A nervous system trained on intensity reads calm as nothing. The body that learned to track the next shift in someone's mood — the lift in the voice, the slight change in the eyes, the gear-grind of an argument starting — does not always know what to do with a person whose mood is simply the same on Tuesday as it was on Sunday. The body keeps scanning. Finds nothing to track. Reports back: something is off here. Something is missing.

Nothing is off. The body is just looking for the wrong signal. The signal it learned to read — the spike, the rush, the hot-and-cold weather you once mistook for chemistry — was the signal of harm dressed up as love. The signal it has not yet learned to trust — the steady warmth, the boring Tuesday, the conversation that does not leave you analyzing it for hours afterward — is the signal of actual care.

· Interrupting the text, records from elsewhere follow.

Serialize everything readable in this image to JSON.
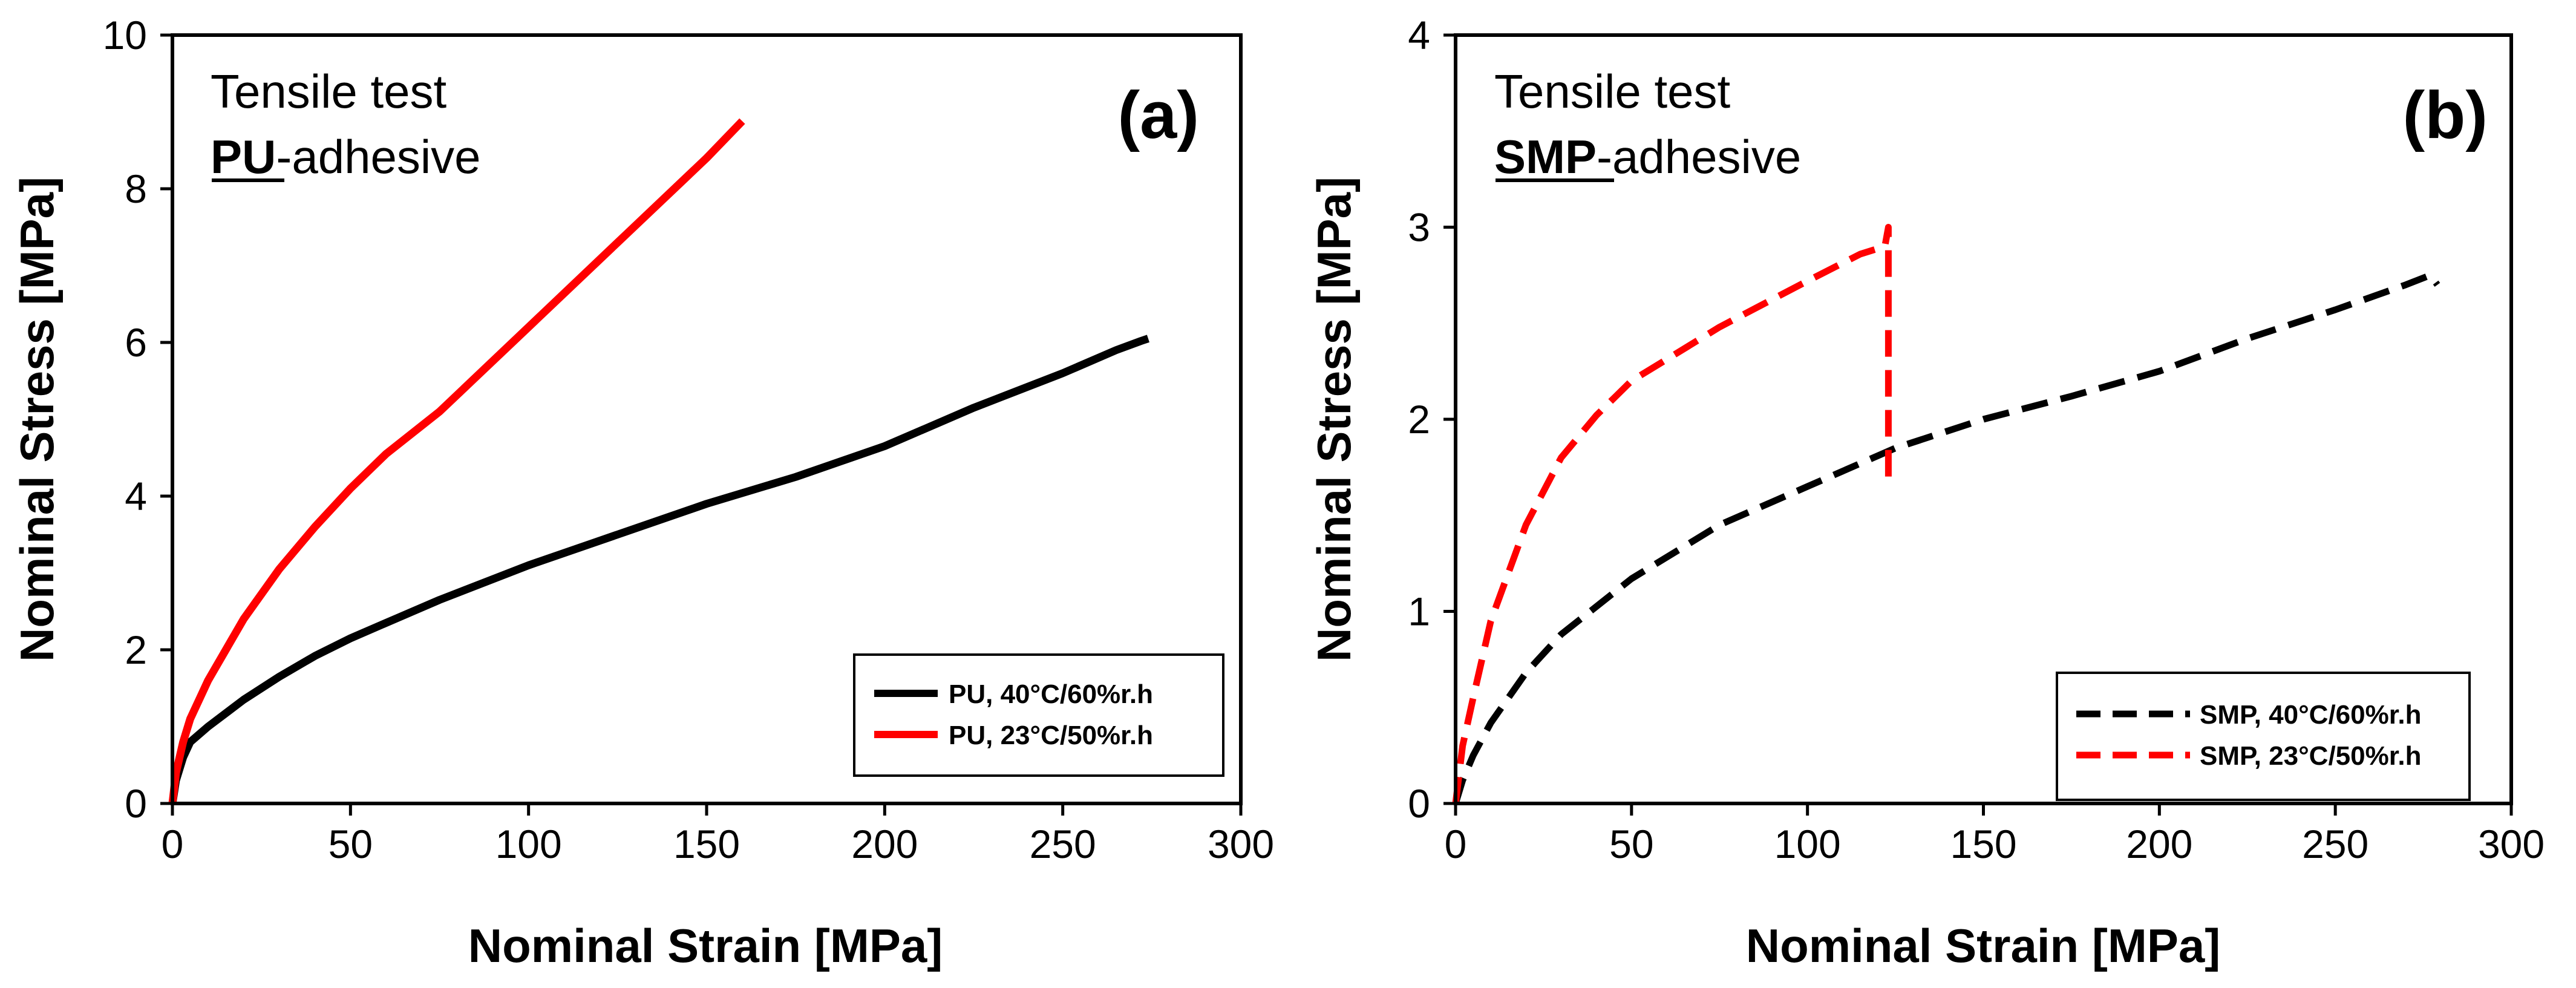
{
  "chart_data": [
    {
      "type": "line",
      "panel_label": "(a)",
      "annotation": {
        "line1": "Tensile test",
        "line2_bold": "PU",
        "line2_rest": "-adhesive"
      },
      "xlabel": "Nominal Strain [MPa]",
      "ylabel": "Nominal Stress [MPa]",
      "xlim": [
        0,
        300
      ],
      "ylim": [
        0,
        10
      ],
      "xticks": [
        0,
        50,
        100,
        150,
        200,
        250,
        300
      ],
      "yticks": [
        0,
        2,
        4,
        6,
        8,
        10
      ],
      "x_tick_labels": [
        "0",
        "50",
        "100",
        "150",
        "200",
        "250",
        "300"
      ],
      "y_tick_labels": [
        "0",
        "2",
        "4",
        "6",
        "8",
        "10"
      ],
      "legend_position": "bottom-right",
      "series": [
        {
          "name": "PU, 40°C/60%r.h",
          "color": "#000000",
          "dash": "solid",
          "x": [
            0,
            1,
            3,
            5,
            10,
            20,
            30,
            40,
            50,
            60,
            75,
            100,
            125,
            150,
            175,
            200,
            225,
            250,
            265,
            272,
            274
          ],
          "y": [
            0,
            0.3,
            0.6,
            0.8,
            1.0,
            1.35,
            1.65,
            1.92,
            2.15,
            2.35,
            2.65,
            3.1,
            3.5,
            3.9,
            4.25,
            4.65,
            5.15,
            5.6,
            5.9,
            6.02,
            6.05
          ]
        },
        {
          "name": "PU, 23°C/50%r.h",
          "color": "#ff0000",
          "dash": "solid",
          "x": [
            0,
            1,
            3,
            5,
            10,
            20,
            30,
            40,
            50,
            60,
            75,
            100,
            125,
            150,
            160
          ],
          "y": [
            0,
            0.4,
            0.8,
            1.1,
            1.6,
            2.4,
            3.05,
            3.6,
            4.1,
            4.55,
            5.1,
            6.2,
            7.3,
            8.4,
            8.88
          ]
        }
      ]
    },
    {
      "type": "line",
      "panel_label": "(b)",
      "annotation": {
        "line1": "Tensile test",
        "line2_bold": "SMP",
        "line2_rest": "-adhesive"
      },
      "xlabel": "Nominal Strain [MPa]",
      "ylabel": "Nominal Stress [MPa]",
      "xlim": [
        0,
        300
      ],
      "ylim": [
        0,
        4
      ],
      "xticks": [
        0,
        50,
        100,
        150,
        200,
        250,
        300
      ],
      "yticks": [
        0,
        1,
        2,
        3,
        4
      ],
      "x_tick_labels": [
        "0",
        "50",
        "100",
        "150",
        "200",
        "250",
        "300"
      ],
      "y_tick_labels": [
        "0",
        "1",
        "2",
        "3",
        "4"
      ],
      "legend_position": "bottom-right",
      "series": [
        {
          "name": "SMP, 40°C/60%r.h",
          "color": "#000000",
          "dash": "dashed",
          "x": [
            0,
            2,
            5,
            10,
            20,
            30,
            50,
            75,
            100,
            125,
            150,
            175,
            200,
            225,
            250,
            270,
            277,
            279
          ],
          "y": [
            0,
            0.12,
            0.25,
            0.42,
            0.68,
            0.88,
            1.17,
            1.45,
            1.65,
            1.85,
            2.0,
            2.12,
            2.25,
            2.42,
            2.57,
            2.7,
            2.75,
            2.7
          ]
        },
        {
          "name": "SMP, 23°C/50%r.h",
          "color": "#ff0000",
          "dash": "dashed",
          "x": [
            0,
            2,
            5,
            10,
            20,
            30,
            40,
            50,
            75,
            100,
            115,
            122,
            123,
            123,
            123
          ],
          "y": [
            0,
            0.3,
            0.55,
            0.95,
            1.45,
            1.8,
            2.02,
            2.2,
            2.48,
            2.72,
            2.86,
            2.9,
            3.0,
            2.3,
            1.65
          ]
        }
      ]
    }
  ]
}
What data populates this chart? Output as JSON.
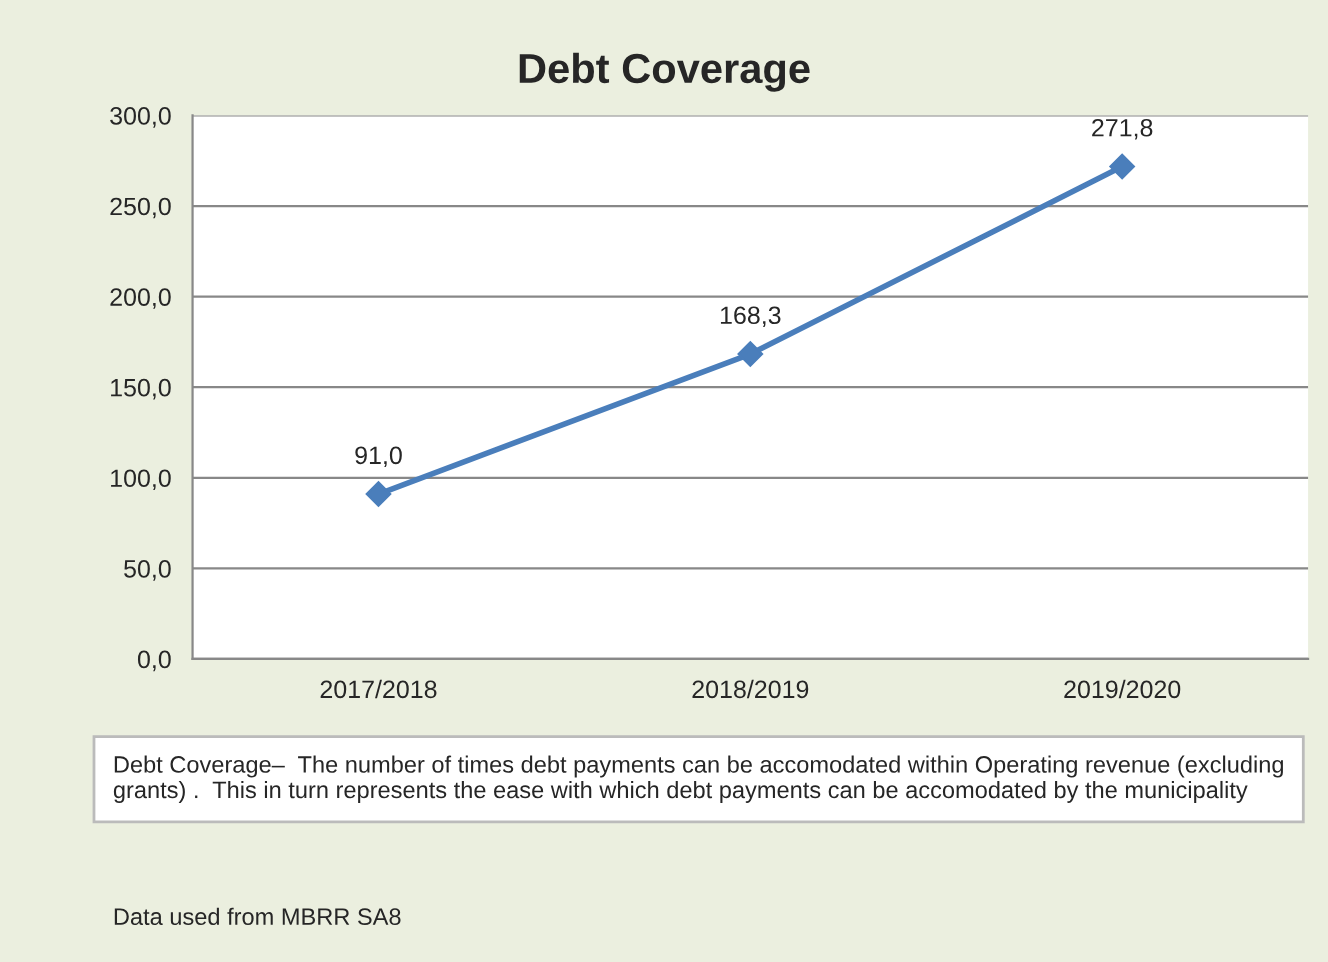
{
  "chart_data": {
    "type": "line",
    "title": "Debt Coverage",
    "categories": [
      "2017/2018",
      "2018/2019",
      "2019/2020"
    ],
    "series": [
      {
        "color": "#4a7ebb",
        "values": [
          91.0,
          168.3,
          271.8
        ],
        "value_labels": [
          "91,0",
          "168,3",
          "271,8"
        ]
      }
    ],
    "ylim": [
      0,
      300
    ],
    "yticks": [
      {
        "value": 0,
        "label": "0,0"
      },
      {
        "value": 50,
        "label": "50,0"
      },
      {
        "value": 100,
        "label": "100,0"
      },
      {
        "value": 150,
        "label": "150,0"
      },
      {
        "value": 200,
        "label": "200,0"
      },
      {
        "value": 250,
        "label": "250,0"
      },
      {
        "value": 300,
        "label": "300,0"
      }
    ],
    "grid": "y",
    "marker": "diamond",
    "line_style": "solid",
    "legend": false,
    "annotations": [
      "Debt Coverage–  The number of times debt payments can be accomodated within Operating revenue (excluding grants) .  This in turn represents the ease with which debt payments can be accomodated by the municipality",
      "Data used from MBRR SA8"
    ]
  }
}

This recalibration takes time. You may catch yourself rejecting the calm person because the calm person does not light up the old circuits. You may catch yourself pulled toward the spike of someone whose pattern is more familiar — and the familiarity, not the love, is what is pulling you. Familiarity is not the same as love. Familiarity is just familiar.

When you notice the something is missing feeling, try a small experiment. Sit with the calm for one more conversation. One more walk. One more meal. Let your body have a longer look at the steady signal. The signal is real. It is only quieter than the one your body learned to read. The quieter signal is the one that will keep you whole.

Today's Truth · Day 303 of 365

Calm is not boring. Calm is the absence of alarm. My body is allowed to learn that, slowly.